The petitioner, Kottila Veetil Krishnakumar, had constructed a two-story residential building with a total area of 315.08 sq.m., which was assessed for luxury tax under Section 5A of the Kerala Building Tax Act, 1975. In 2018, he transferred the first floor of the building to his wife via a registered settlement deed, which reduced the portion under his ownership to 162.30 sq.m.—below the threshold for luxury tax.
Krishnakumar argued that the transfer exempted him from luxury tax obligations, as he no longer owned a building exceeding the taxable area. He sought a refund for the luxury tax paid after the transfer and a declaration exempting him from future liability.
Distinction Between Tax Planning and Tax Evasion: The High Court emphasized that while tax planning within the law is permissible, tax evasion through artificial transfers is not. The judgment cited the concurring opinion of Justice Chinnappa Reddy in M/s McDowell and Company Limited v. Commercial Tax Officer (1985), which held:
"The proper way to construe a taxing statute... is to determine whether the transaction is a device to avoid tax, and whether the judicial process may accord its approval to it."
The Court noted that allowing such transfers would create a loophole enabling taxpayers to circumvent their obligations by simply transferring portions of property to close relatives.
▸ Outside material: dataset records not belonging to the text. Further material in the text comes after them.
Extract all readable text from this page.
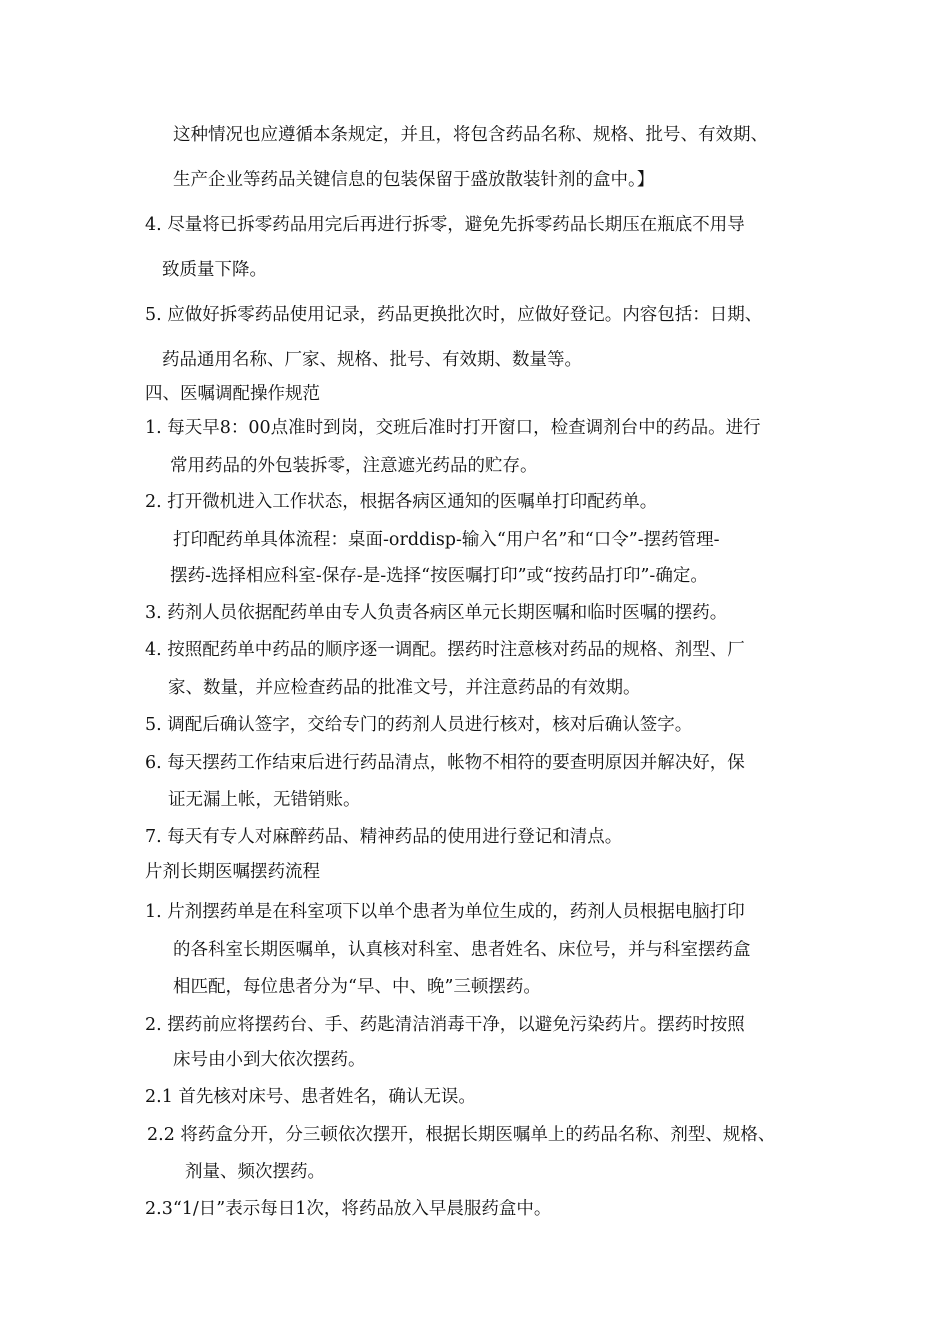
这种情况也应遵循本条规定，并且，将包含药品名称、规格、批号、有效期、
生产企业等药品关键信息的包装保留于盛放散装针剂的盒中。】
4. 尽量将已拆零药品用完后再进行拆零，避免先拆零药品长期压在瓶底不用导
致质量下降。
5. 应做好拆零药品使用记录，药品更换批次时，应做好登记。内容包括：日期、
药品通用名称、厂家、规格、批号、有效期、数量等。
四、医嘱调配操作规范
1. 每天早8：00点准时到岗，交班后准时打开窗口，检查调剂台中的药品。进行
常用药品的外包装拆零，注意遮光药品的贮存。
2. 打开微机进入工作状态，根据各病区通知的医嘱单打印配药单。
打印配药单具体流程：桌面-orddisp-输入“用户名”和“口令”-摆药管理-
摆药-选择相应科室-保存-是-选择“按医嘱打印”或“按药品打印”-确定。
3. 药剂人员依据配药单由专人负责各病区单元长期医嘱和临时医嘱的摆药。
4. 按照配药单中药品的顺序逐一调配。摆药时注意核对药品的规格、剂型、厂
家、数量，并应检查药品的批准文号，并注意药品的有效期。
5. 调配后确认签字，交给专门的药剂人员进行核对，核对后确认签字。
6. 每天摆药工作结束后进行药品清点，帐物不相符的要查明原因并解决好，保
证无漏上帐，无错销账。
7. 每天有专人对麻醉药品、精神药品的使用进行登记和清点。
片剂长期医嘱摆药流程
1. 片剂摆药单是在科室项下以单个患者为单位生成的，药剂人员根据电脑打印
的各科室长期医嘱单，认真核对科室、患者姓名、床位号，并与科室摆药盒
相匹配，每位患者分为“早、中、晚”三顿摆药。
2. 摆药前应将摆药台、手、药匙清洁消毒干净，以避免污染药片。摆药时按照
床号由小到大依次摆药。
2.1 首先核对床号、患者姓名，确认无误。
2.2 将药盒分开，分三顿依次摆开，根据长期医嘱单上的药品名称、剂型、规格、
剂量、频次摆药。
2.3“1/日”表示每日1次，将药品放入早晨服药盒中。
Occupation and Benefit Derived: Justice Gopinath P. observed that despite the transfer, Krishnakumar continued to occupy and benefit from the entire building. This effective control invalidated his claim that the ownership transfer exempted him from tax liability.
Public Policy Considerations: The judgment underscored that tax evasion undermines state finances and increases the tax burden on compliant citizens. Citing Viscount Simon’s remarks in Latilla v. I.R. (25 TC 107), the Court stressed:
"Tax avoidance strategies, if successful, shift the burden to honest taxpayers and disrupt public revenue."
The High Court dismissed the writ petition, holding that the transfer of part of the building to the petitioner's spouse was a device for tax evasion rather than legitimate tax planning. The petitioner remained liable for the luxury tax as assessed.